Under this section, so long as it remains wholly uncertain whether a contract or engagement will ever give rise to an actual duty or liability and there is no means of removing the uncertainty by calculation, such contract or engagement is not provable under the act.
2. A claim for a breach of covenant that the grantor has an indefeasible estate in fee in land sold -- the claim arising from the right of his wife, yet living, to be endowed of the estate -- is of this character during the life of the husband.
Magwire sued Riggin in the Circuit Court of St. Louis County, Missouri, to recover damages for a breach of covenant.

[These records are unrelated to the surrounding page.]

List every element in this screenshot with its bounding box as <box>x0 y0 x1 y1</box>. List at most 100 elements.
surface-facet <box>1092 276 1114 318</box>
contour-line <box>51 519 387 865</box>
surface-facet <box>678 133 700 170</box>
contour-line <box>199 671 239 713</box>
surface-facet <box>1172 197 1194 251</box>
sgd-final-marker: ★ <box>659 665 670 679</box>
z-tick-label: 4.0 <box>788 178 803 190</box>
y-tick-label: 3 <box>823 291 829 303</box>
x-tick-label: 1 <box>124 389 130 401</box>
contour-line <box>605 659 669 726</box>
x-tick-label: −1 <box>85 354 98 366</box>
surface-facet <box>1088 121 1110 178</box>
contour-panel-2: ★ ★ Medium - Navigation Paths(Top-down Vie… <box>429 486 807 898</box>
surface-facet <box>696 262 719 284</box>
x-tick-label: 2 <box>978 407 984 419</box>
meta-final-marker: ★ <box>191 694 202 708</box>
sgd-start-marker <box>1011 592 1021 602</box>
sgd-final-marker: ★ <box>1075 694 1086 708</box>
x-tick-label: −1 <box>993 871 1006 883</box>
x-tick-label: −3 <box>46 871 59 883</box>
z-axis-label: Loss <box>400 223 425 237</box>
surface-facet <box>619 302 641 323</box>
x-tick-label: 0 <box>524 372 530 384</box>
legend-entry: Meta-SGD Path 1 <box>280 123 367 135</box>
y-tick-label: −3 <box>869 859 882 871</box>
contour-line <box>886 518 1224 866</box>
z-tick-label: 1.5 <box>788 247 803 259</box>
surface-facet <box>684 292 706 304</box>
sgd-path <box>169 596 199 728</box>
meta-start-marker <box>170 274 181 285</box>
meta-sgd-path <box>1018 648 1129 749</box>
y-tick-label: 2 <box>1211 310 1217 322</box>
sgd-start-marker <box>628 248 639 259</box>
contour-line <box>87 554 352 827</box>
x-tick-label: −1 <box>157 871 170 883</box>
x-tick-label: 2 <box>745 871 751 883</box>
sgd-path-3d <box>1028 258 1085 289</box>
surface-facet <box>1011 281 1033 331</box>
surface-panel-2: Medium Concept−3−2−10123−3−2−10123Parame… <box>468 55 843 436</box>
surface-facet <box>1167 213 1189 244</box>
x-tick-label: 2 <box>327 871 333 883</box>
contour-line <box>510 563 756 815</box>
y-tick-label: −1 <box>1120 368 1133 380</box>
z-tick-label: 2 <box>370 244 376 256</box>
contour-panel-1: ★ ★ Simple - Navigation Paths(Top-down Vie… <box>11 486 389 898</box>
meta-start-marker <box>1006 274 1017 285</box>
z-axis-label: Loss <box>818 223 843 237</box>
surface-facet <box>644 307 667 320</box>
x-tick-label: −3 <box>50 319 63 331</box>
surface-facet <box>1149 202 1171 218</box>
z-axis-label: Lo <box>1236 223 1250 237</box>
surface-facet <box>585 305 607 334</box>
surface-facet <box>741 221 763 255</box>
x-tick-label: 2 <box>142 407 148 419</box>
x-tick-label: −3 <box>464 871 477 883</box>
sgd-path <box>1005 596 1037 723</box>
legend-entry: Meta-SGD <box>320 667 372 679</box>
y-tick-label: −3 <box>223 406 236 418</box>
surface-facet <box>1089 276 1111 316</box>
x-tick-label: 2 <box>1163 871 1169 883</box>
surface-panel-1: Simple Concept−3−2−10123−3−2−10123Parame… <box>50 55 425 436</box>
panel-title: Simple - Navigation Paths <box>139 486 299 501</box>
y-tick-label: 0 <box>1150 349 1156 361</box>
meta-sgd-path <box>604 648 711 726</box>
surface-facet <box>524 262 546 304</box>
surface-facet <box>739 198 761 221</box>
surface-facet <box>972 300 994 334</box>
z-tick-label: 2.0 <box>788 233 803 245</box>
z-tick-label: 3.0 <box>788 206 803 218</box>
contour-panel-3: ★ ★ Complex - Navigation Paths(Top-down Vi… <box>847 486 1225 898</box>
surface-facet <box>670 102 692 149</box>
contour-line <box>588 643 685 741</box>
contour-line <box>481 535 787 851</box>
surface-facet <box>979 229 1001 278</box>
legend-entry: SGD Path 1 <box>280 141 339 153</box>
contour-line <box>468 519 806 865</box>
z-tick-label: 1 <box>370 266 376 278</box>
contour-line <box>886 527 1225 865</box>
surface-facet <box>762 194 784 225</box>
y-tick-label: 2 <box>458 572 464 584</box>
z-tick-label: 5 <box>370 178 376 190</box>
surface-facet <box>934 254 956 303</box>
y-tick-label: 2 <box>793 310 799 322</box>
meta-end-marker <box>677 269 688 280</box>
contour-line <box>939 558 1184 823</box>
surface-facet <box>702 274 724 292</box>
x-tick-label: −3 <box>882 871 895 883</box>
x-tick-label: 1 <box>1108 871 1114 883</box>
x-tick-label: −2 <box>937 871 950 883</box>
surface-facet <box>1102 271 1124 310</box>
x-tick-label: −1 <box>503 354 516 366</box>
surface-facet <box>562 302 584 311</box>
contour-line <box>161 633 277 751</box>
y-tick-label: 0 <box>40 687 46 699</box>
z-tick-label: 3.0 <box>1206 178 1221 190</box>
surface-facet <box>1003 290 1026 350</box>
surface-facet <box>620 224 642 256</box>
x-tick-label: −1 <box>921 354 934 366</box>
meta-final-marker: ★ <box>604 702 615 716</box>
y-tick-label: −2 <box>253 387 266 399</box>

The defendant pleaded a discharge under the Bankrupt Act of 1841, obtained in June, 1843, but his plea was disallowed, both by the lower court and by the Supreme Court of Missouri on appeal. He therefore brought the case here by writ of error.
The case was this:
On the 2d of December, 1839, Riggin conveyed a certain tract of land near St. Louis to one Ellis in fee. The operative words of the conveyance were "grant, bargain, sell," &c., which words in Missouri create a covenant that the grantor has an indefeasible estate in fee. [Footnote 1] The fact was that prior to the execution of this deed, the property had belonged to one Martin Thomas, whose wife had never relinquished her right to dower in it. But Thomas was then living, and did not die until 1848, several years after the alleged discharge of Riggin as a bankrupt. The property afterwards, by regular devolution of title, came into possession of Magwire, who sold it in lots to various persons. In 1868, these persons were sued by Mrs. Thomas, widow of Martin Thomas, for the value of her dower, and were obliged to pay it, and the plaintiff was obliged to refund them the amount. He therefore brought this suit against Riggin for damages under his implied covenant of indefeasible seizin.
The question was whether Riggin was discharged from this demand by his decree of discharge in bankruptcy in 1843? Whether he was or not depended on the question whether the claim could have been proved in that proceeding. The 5th section of the Bankrupt Act of 1841 [Footnote 2] declares as follows:
"All creditors whose debts are not due and payable until a future day, all annuitants, holders of bottomry and respondentia bonds, holders of policies of insurance, sureties, endorsers, bail, or other persons having uncertain or contingent demands against such bankrupt, shall be permitted to come in and prove such
debts and claims under the act, and shall have a right, when these debts or claims become a absolute, to have the same allowed them, and such annuitants and holders of debts payable in future may have the present value thereof ascertained under the direction of such court and allowed them accordingly as debts in praesenti."